Mes premiers mots, ce soir, seront des mots de remerciements solennels  adressés principalement au Professeur Séry Bailly, Président de la Fondation Memel Fotê, pour l’insigne honneur qu’il me fait en me permettant de prendre la parole en ce haut lieu du savoir, qu’est la Fondation Memel Fotê. Mes remerciements iront ensuite au Pr Voho Sahi, Secrétaire Général de la Fondation qui a accepté d’assurer la modération de la présente communication. Mes paroles de reconnaissance iront aussi à chacun de vous, en vos grade, rang et qualité, vous  qui avez accepté de consacrer une part importante de votre précieux temps à suivre la communication qui nous réunit. J’aimerais dire que ce qui se joue ici ce soir est de l’ordre de la modernité. Il s’agit  d’une démarche hautement progressiste : celle  d’aînés,  éminents professeurs, laissant la parole à un modeste cadet. Cette démarche s’opère non seulement par souci pédagogique, mais aussi par claire conscience d’une efficacité du dialogue des générations comme moteur d’enrichissement mutuel.

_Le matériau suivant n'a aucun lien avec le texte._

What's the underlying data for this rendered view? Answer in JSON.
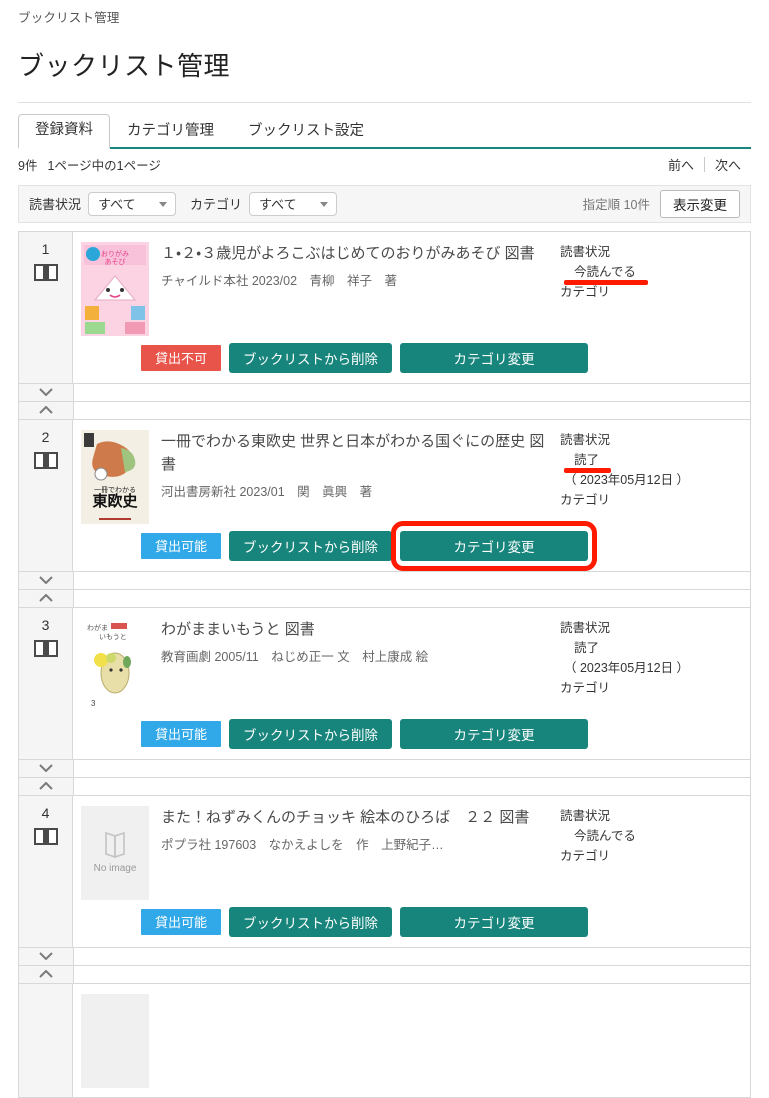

Lorsque, dans les années 90, j’étais étudiant à l’Université de Cocody, le professeur Séry Bailly était déjà le Doyen de l’Unité de Formation et de Recherche des Lettres, Littératures et Civilisations. Le Pr Voho Sahi, quant à lui, a été mon enseignant au département de philosophie de cette même université. Vous comprenez donc parfaitement l’écart intellectuel qui me sépare des figures avec lesquels je partage l’affiche, en ce jour. Ce soir, mes Maîtres ne parlent pas. Ils m’ont laissé la parole. Mais je sais que dans le silence qu’ils ont choisi, parle pour eux leur humilité. Ils ne parlent pas, mais dans la quiétude de leur présence parle pour eux, à la fois leur profonde humanité et leur réelle modernité.  Ils ne parlent pas, mais je ne suis pas dupe de ce que chacun de mes accents tient de la parole que j’ai reçu d’eux. Là est pour moi l’un des sens de la modernité : entretenir la conscience mémorielle par une consolidation rationalisée de la chaîne des générations.

J’ai dit modernité, ce concept autour duquel se jouent l’une des plus grandes aventures d’équivoque ; modernité, ce lieu du malentendu récurrent et du quiproquo constant. Naguère vanté comme  enjeu de  colonisation, ce concept se perd, à ce jour, dans les brumes d’une identification à l’occidentalisation. Or, une archéologie du mot en révèle la pluralité de sens. Dynamique, changeant et évolutif, le concept de modernité refuse de se laisser figer dans une appauvrissante cristallisation. Sous la poussée de la conjoncture historique, il se fait l’enjeu d’une variation d’acceptions. Mais qu’est-ce que la modernité ? Peut-on la circonscrire à une seule composante géographique de notre humanité ? N’est-elle pas un processus universel, progressiste et progressif ? Peut-on la prémunir contre les fraudes hégéliennes et autres farces conceptuelles, ayant naguère tenté de camper  l’Afrique comme lieu de stérilité  théorique et historique ? En quoi et à quelles conditions la modernité pourrait-elle être africaine ?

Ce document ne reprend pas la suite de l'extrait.